L'usine Arkema de Saint-Menet à Marseille est classée Seveso seuil haut. 300 foyers situés dans un rayon de 450 mètres autour de l'usine possèdent une pièce de confinement en cas de nuage toxique. Le maigre joint en mousse placé autour de la porte ne parvient pas à rassurer les habitants.
L'incendie de l'usine Lubrizol a ravivé les inquiétudes. A Marseille, aux alentours de l'usine de pétrochimie Arkema à Saint-Menet, les habitants ne se sentent pas en sécurité.
Classée Seveso seuil haut, l'usine Arkema créée en 1955 produit de l'acide amino undécanoïque. L'acide en question n'est pas inquiétant mais les substances chimiques stockées dans l'usine sont potentiellement dangereuses : du brome, du chlore et de l'amoniaque.
Un Plan de Prévention des Risques Technologiques (PPRT) a été approuvé en 2013 sur ce cite pour éviter les risques toxiques, les risques d'incendie et les risques d'explosion. La loi sur le PPRT date de 2003, en réaction à la catastrophe de l'explosion de l'usine AZF en 2001.
Des "pièces de confinement" ont ainsi été installées au sein de 347 logements dans un rayon de 450 mètres autour de l'usine. Ces travaux, estimés à 15.000 euros, devaient être initialement à la charge des particuliers.
Ils n'ont coûté finalement en moyenne que 1600 euros par logement, à la charge de l'usine et des collectivités locales. Ce grâce à l'appui de Valérie Boyer, députée et maire du 6e secteur de Marseille, qui a réussi à obtenir par son amendement la prise en charge totale de ces frais supplémentaires.
Un confinement "très léger"
Concrêtement, les habitations ont été dotées en 2015 d'une pièce de mise à l'abri, "particulièrement étanche", selon le Programme d'accompagnement des risques industriels (PARI). Dans les faits, les habitants sont sceptiques.Lucien Calenzo habite depuis 30 ans à 300 mètres de l'usine Arkema. Dans sa maison, la pièce de confinement choisie par les experts est la "plus éloignée" de l'usine. Le joint en mousse très mince "que l'on voit dans n'importe quel magasin de bricolage" et la plinthe au bas de la porte de la pièce le font sourire. "C'est très léger comme confinement", ajoute Annie, son épouse, avec ironie.

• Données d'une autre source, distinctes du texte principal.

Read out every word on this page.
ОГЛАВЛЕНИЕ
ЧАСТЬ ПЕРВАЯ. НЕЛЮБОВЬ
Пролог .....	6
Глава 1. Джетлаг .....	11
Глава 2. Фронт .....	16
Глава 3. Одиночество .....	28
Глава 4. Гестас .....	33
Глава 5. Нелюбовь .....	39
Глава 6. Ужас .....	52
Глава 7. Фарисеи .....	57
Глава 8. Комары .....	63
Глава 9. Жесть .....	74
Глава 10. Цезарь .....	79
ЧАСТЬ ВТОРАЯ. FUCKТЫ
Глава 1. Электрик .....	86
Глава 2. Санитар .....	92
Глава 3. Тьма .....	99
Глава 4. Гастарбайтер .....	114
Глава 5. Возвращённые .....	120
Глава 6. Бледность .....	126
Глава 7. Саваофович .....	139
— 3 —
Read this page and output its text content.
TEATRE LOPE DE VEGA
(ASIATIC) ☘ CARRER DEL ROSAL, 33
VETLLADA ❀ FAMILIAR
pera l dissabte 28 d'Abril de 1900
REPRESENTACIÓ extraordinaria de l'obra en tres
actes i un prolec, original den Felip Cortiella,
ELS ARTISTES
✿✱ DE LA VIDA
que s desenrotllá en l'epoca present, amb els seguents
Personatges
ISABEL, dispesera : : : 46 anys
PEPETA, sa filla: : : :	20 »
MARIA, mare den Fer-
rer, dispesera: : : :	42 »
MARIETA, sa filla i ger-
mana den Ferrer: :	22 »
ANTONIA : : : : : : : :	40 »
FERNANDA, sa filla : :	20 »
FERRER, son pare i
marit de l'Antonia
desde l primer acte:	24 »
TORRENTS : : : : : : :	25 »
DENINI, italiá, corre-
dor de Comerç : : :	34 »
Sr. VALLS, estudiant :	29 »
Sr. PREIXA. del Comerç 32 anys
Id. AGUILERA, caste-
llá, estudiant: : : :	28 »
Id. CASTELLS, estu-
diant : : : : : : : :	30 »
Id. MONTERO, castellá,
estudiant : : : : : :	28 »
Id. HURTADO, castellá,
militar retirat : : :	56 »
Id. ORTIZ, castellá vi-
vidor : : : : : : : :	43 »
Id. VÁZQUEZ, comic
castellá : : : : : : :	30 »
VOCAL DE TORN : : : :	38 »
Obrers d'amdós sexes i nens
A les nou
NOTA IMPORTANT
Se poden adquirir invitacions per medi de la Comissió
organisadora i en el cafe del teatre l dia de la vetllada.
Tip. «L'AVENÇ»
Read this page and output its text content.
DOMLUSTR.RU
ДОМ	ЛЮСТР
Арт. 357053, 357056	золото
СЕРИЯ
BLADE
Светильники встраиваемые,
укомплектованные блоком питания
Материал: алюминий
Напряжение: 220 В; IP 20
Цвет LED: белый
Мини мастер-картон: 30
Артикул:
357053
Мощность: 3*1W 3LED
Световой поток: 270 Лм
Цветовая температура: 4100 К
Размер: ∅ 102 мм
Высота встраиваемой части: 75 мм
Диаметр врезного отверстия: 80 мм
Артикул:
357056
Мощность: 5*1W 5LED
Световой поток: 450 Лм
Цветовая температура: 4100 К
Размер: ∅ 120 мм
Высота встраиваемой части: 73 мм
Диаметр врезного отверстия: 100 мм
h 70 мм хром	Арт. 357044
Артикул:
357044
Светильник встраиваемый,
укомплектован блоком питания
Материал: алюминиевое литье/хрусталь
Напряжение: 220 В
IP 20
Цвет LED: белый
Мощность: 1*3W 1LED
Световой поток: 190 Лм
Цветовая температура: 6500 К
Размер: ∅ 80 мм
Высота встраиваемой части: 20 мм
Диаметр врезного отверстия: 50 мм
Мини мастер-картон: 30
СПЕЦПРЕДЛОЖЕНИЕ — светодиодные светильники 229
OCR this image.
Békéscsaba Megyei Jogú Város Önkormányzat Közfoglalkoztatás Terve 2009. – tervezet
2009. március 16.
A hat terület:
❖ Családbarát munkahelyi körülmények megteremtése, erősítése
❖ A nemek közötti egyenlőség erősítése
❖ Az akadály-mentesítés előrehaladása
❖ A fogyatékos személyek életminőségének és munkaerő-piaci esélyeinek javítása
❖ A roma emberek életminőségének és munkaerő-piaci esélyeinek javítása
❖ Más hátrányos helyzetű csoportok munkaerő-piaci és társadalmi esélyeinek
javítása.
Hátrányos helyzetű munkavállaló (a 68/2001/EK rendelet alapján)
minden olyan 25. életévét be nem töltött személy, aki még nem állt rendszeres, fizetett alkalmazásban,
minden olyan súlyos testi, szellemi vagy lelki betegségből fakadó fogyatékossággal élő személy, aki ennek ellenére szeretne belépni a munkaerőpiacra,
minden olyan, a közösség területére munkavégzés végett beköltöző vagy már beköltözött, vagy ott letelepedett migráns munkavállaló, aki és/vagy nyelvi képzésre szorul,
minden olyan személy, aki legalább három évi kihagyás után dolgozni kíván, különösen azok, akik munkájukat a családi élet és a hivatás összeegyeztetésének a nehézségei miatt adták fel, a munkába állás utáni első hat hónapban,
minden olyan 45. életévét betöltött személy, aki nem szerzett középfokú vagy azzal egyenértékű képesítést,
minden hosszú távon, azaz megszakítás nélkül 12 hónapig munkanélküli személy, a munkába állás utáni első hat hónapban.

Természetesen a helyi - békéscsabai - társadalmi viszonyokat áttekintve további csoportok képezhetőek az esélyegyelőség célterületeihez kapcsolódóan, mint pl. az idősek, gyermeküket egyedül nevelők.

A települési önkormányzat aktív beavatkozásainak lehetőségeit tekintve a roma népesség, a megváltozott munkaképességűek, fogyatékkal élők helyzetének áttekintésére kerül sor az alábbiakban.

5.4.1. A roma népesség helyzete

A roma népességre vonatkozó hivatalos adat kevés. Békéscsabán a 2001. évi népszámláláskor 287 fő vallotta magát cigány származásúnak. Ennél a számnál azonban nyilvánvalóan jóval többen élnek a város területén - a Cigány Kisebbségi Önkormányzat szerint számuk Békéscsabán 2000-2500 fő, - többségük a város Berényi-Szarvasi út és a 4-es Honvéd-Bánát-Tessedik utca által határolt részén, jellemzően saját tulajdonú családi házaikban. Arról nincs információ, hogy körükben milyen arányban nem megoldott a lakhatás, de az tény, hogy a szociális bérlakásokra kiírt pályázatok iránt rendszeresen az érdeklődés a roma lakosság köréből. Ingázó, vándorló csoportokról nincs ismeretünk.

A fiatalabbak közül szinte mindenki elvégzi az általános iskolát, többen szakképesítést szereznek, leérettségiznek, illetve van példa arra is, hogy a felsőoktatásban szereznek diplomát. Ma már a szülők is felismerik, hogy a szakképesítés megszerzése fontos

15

Lucien et Annie nous ont ouvert leur porte :
Des aménagements aux normes PPRT
Myriam Janin, présidente du Comité d'intérêt de quartier (CIQ) de La Millière a suivi l'installation de ces pièces et tente d'apaiser les inquiétudes. "Par rapport à la loi et aux normes de sécurité, il faut que les personnes puissent rester deux heures dans cette pièce sans que l'air ne rentre le temps que les secours arrivent"."Avec un double vitrage et des portes qui ferment correctement, il n'y a besoin que de peu d'installations, et c'est le cas de Lucien et Annie Calenzo", explique-t-elle. En revanche pour les maisons anciennes, les travaux ont été bien plus importants.
Myriam Janin souligne de plus la particularité des gaz lourds utilisés dans l'usine Akema : "S'il y avait une émanation de gaz, ils ne monteraient même pas jusqu'au domicile de Lucien Calenzo. Le gaz va rester dans la vallée puis se dissiper par le vent s'il y en a, en amont ou en aval".
Enfin, face à la crainte d'une catastrophe comme celle de Lubrizol, Myriam Janin temporise : "A Arkema, il n'y a pas de matières aussi dangereuses que celles qui ont brûlé à Rouen. Donc pas de risques d'explosion."
Des pièces de confinement qui portent mal leur nom
Myriam Janin se souvient des premières réunions avec les habitants en 2009 : "Ca a été terrible ! Quand vous annoncez cela à des gens, qu'ils vont avoir à payer alors qu'ils étaient là avant l'usine et qu'en plus ils doivent faire une pièce de confinement, et que leur bien va être dévalorisé..."Le problème, c'est d'appeler ça "pièce de confinement", ça fait peur à tout le monde ! Ca a été très mal présenté.
La confusion des riverains viendrait donc du nom alarmant donné aux pièces hermétiques et de l'écart entre l'envergure de l'opération de sécurisation via le PPRT et les résultats visibles chez eux. Myriam Janin de conclure : "C'est toute la stratégie qui a été mal pensée".